Every so often, a government official manages to condense the gap between policy and gritty reality into a single, eyebrow-raising remark. The latest addition to this unofficial hall of fame: Cuba’s now-former minister of labor and social security, Marta Elena Feitó Cabrera. As reported by The Associated Press, Feitó told a committee of Cuba’s National Assembly that the people many have seen begging or rummaging through trash in Havana are merely “disguised as beggars.” The implication? If you look closely—at their hands, at the clothes they wear—poverty itself is just a sort of elaborate street performance.
Scenes from Havana, Explained Away
In a detail outlined by AP, Feitó asserted to lawmakers that, “In Cuba there are no beggars.” She elaborated by claiming those who appear to be homeless are simply dressed for the part, their allegedly clean hands or decent clothes tipping off their true status. This wasn’t a slip of the tongue: she doubled down, suggesting that people cleaning windshields at intersections do so only to fuel a drinking habit. For the dumpster divers—elderly Cubans in particular—Feitó alleged they scavenge to resell materials, conveniently dodging taxes along the way.

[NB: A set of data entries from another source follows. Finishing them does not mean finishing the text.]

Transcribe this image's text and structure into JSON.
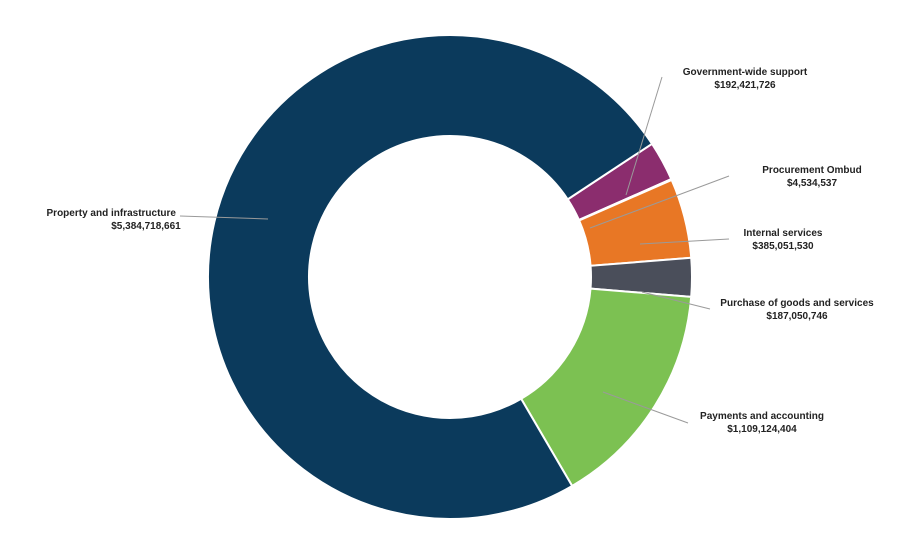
{
  "chart_data": {
    "type": "pie",
    "title": "",
    "series": [
      {
        "name": "",
        "values": [
          {
            "label": "Property and infrastructure",
            "value": 5384718661,
            "value_text": "$5,384,718,661",
            "color": "#0b3a5c"
          },
          {
            "label": "Government-wide support",
            "value": 192421726,
            "value_text": "$192,421,726",
            "color": "#8b2d6e"
          },
          {
            "label": "Procurement Ombud",
            "value": 4534537,
            "value_text": "$4,534,537",
            "color": "#3d7a4f"
          },
          {
            "label": "Internal services",
            "value": 385051530,
            "value_text": "$385,051,530",
            "color": "#e87725"
          },
          {
            "label": "Purchase of goods and services",
            "value": 187050746,
            "value_text": "$187,050,746",
            "color": "#4a4e5a"
          },
          {
            "label": "Payments and accounting",
            "value": 1109124404,
            "value_text": "$1,109,124,404",
            "color": "#7cc152"
          }
        ]
      }
    ],
    "donut": true,
    "legend": "none"
  }
}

Officials familiar with the sharp rise in visible hardship since 2020 might have a hard time squaring this assessment with daily life on the island. Footage frequently reviewed in international coverage, and now echoed even on Cuban streets, has made familiar the sight of pensioners digging through dumpsters and cleaning car windows for tips. The Associated Press notes that until relatively recently, visible homelessness and begging were rare in Cuba, thanks to a social safety net that has now grown threadbare.

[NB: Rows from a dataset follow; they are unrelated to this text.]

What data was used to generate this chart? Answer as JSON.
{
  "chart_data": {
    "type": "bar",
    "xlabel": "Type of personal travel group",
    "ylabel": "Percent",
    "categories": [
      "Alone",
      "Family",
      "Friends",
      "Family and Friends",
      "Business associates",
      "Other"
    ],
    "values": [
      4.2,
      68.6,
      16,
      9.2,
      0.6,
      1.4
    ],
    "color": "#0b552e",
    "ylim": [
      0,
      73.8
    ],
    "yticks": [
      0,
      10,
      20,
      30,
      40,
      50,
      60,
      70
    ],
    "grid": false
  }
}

A Reality Check from All Sides
Reaction from the public and government was as swift as it was unflattering. Without mentioning Feitó by name, President Miguel Díaz-Canel criticized the comments on his X account, contending that “the lack of sensitivity in addressing vulnerability is highly questionable,” and reiterating the revolutionary ethos of leaving no one behind. By Tuesday, Feitó had “acknowledged her errors and submitted her resignation,” according to a statement from the Cuban Presidency cited in the AP report.
The source also documents that Cuba is in the grips of its toughest economic predicament in decades. The government itself announced that GDP declined 1.1% in 2024 alone, and has contracted a striking 11% over the last five years. The practical fallout of this downturn isn’t hard to spot: a retiree’s pension amounts to about 2,000 pesos per month—roughly $5 in the island’s informal market, which, as Enrique Guillén, a Havana resident, observed, doesn’t even cover a carton of eggs. “They are elderly people who count on a pension that does not exist. They cannot even buy a carton of eggs. It is the reality we are living in Cuba,” Guillén lamented in remarks AP highlighted.
So, in a place where pensions no longer buy basic staples and the economic slide is well-documented, does the notion of widespread playacting hold up? One wonders if those erecting this narrative truly believe that people opt to dig through trash for recreation—or if such claims are simply easier to repeat than to reckon with the reality outside the Assembly windows.
When Disguise Becomes Doctrine
Attributing poverty to mischief, make-believe, or crafty entrepreneurship is not a move unique to Cuban officials—though Feitó’s particular flavor of denial has its own flair. As the AP chronicles, the “disguises” on Havana’s streets tell a story of hardship, not of elaborate deception. When the social safety net frays, the temptation to patch it up with words and wishful thinking appears strong.
But does describing visible poverty as performance achieve anything but further eroding trust? Imagine a city official in Portland, confronted with evidence of neighbors sleeping in vehicles, declaring them enthusiastic van-dwellers on vacation. Would that convince anyone, or even fool the speaker?
Language—especially when coming from those in power—can reframe problems, assign blame, or momentarily distort the public perception. Yet an empty plate or an outstretched hand rarely cares for semantics. With food prices outpacing incomes and remittances from abroad now essential for survival, as noted throughout the AP’s coverage, the popularity of “disguising” hunger seems less a trend than a tragic necessity.
Denial as Policy—A Familiar Mask
All irony aside, Feitó’s remarks and resignation reflect a moment when official narrative collides headlong with daily reality. When the promise of leaving no one behind translates, in practice, to denying those trailing furthest behind even exist, the disconnect grows impossible to ignore.
Is it easier, in the end, to mask social vulnerability with official statements than to confront the cost of lost economic ground—if only to keep the old slogans afloat? If so, one could almost admire the consistency of the performance. But one still wonders: would a carton of eggs be easier to procure with the right costume, or only with the political will to see—and address—the poverty in plain sight?